3. Device management
According to the health workers, the odd size of the slate made it awkward to transport. Many workers traveled for work in very crowded public buses and found it difficult to manage the device in the rush; the only ICT they carried with them were mobile phones which easily fit into their handbags. Others traveled to work on the back of their husbands’ bicycles through muddy, uneven village roads. Bicycle crashes were very common, and workers were worried that they would break the device when they fell. Finally, our trial coincided with the monsoon season; in spite of multi-layered packing in plastic sheets, the health workers were concerned that water would seep through and spoil their devices during transport.
4. Human
Finally, there were a host of human-centered issues that worked against a successful trial. While our NGO partner helped us with many logistics in the field, they had very little technical competence. When health workers experienced technical glitches on the device, they would bring it to their sole point-of-contact, the program coordinator of the organization. However, the coordinator typically lacked the expertise and training to fix the glitches. While she could reach out to us over the phone for remote troubleshooting, she was reluctant to do this. We suspect that her lack of enthusiasm may have been partially due to the fact that she was not particularly vested in the project. We had not involved her in the initial training program, and so she had little or no ownership in the success of the slate intervention program.

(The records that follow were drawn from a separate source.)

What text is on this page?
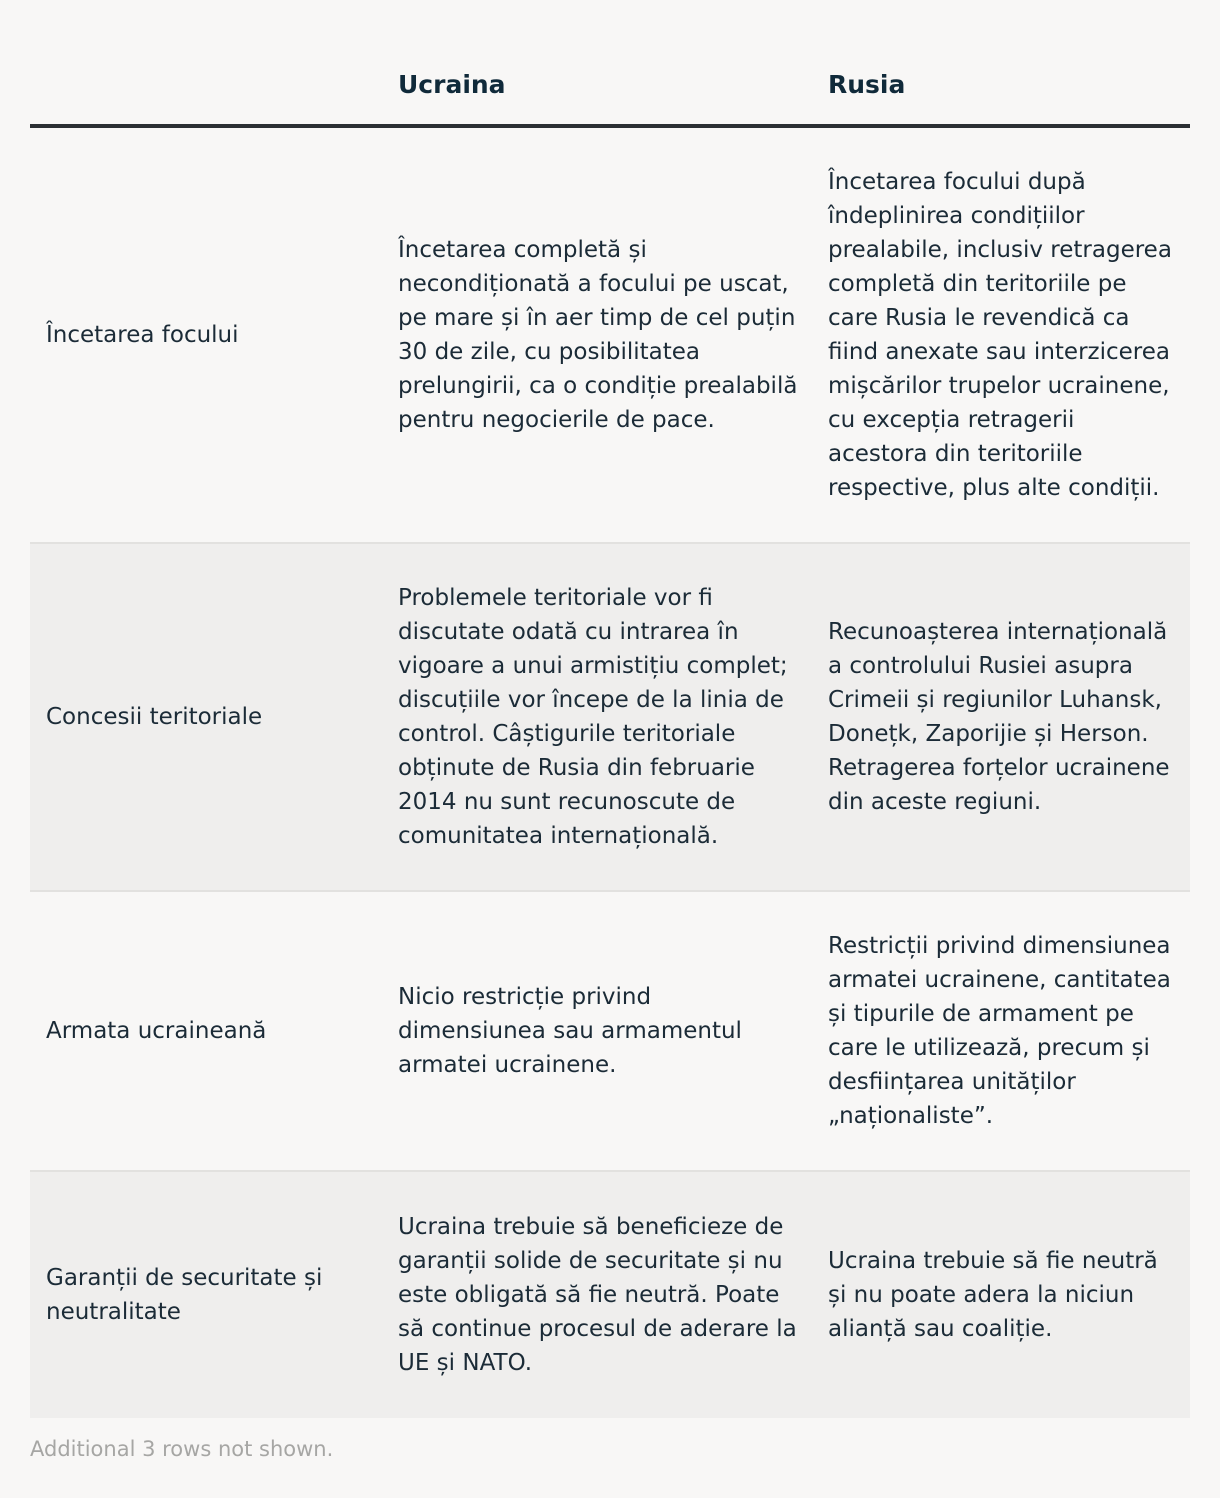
Ucraina	Rusia
Încetarea focului
Încetarea completă și necondiționată a focului pe uscat, pe mare și în aer timp de cel puțin 30 de zile, cu posibilitatea prelungirii, ca o condiție prealabilă pentru negocierile de pace.
Încetarea focului după îndeplinirea condițiilor prealabile, inclusiv retragerea completă din teritoriile pe care Rusia le revendică ca fiind anexate sau interzicerea mișcărilor trupelor ucrainene, cu excepția retragerii acestora din teritoriile respective, plus alte condiții.
Concesii teritoriale
Problemele teritoriale vor fi discutate odată cu intrarea în vigoare a unui armistițiu complet; discuțiile vor începe de la linia de control. Câștigurile teritoriale obținute de Rusia din februarie 2014 nu sunt recunoscute de comunitatea internațională.
Recunoașterea internațională a controlului Rusiei asupra Crimeii și regiunilor Luhansk, Donețk, Zaporijie și Herson. Retragerea forțelor ucrainene din aceste regiuni.
Armata ucraineană
Nicio restricție privind dimensiunea sau armamentul armatei ucrainene.
Restricții privind dimensiunea armatei ucrainene, cantitatea și tipurile de armament pe care le utilizează, precum și desființarea unităților „naționaliste”.
Garanții de securitate și neutralitate
Ucraina trebuie să beneficieze de garanții solide de securitate și nu este obligată să fie neutră. Poate să continue procesul de aderare la UE și NATO.
Ucraina trebuie să fie neutră și nu poate adera la niciun alianță sau coaliție.
Additional 3 rows not shown.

A couple of the health workers tried seeking help from local mobile phone shop owners and photo studio owners with computers. However, due to lack of knowledge about the digital slate device, they were turned away from there as well.
Conclusion
The experience with our prototype in rural India exposed a number of broad challenges in deploying a promising technological system into a real-world setting. We believed our initial, limited-user trials had shown that our slate solution was an unqualified success. However, like many travelers before us, we found that the road to success is not so simple. During actual deployment of the system in the wild, we experienced a number of unprecedented challenges that marred our initial optimism. We conclude that there needs to be deep attention beyond simple usability to broader socio-technical issues that may arise in field deployment of technological systems.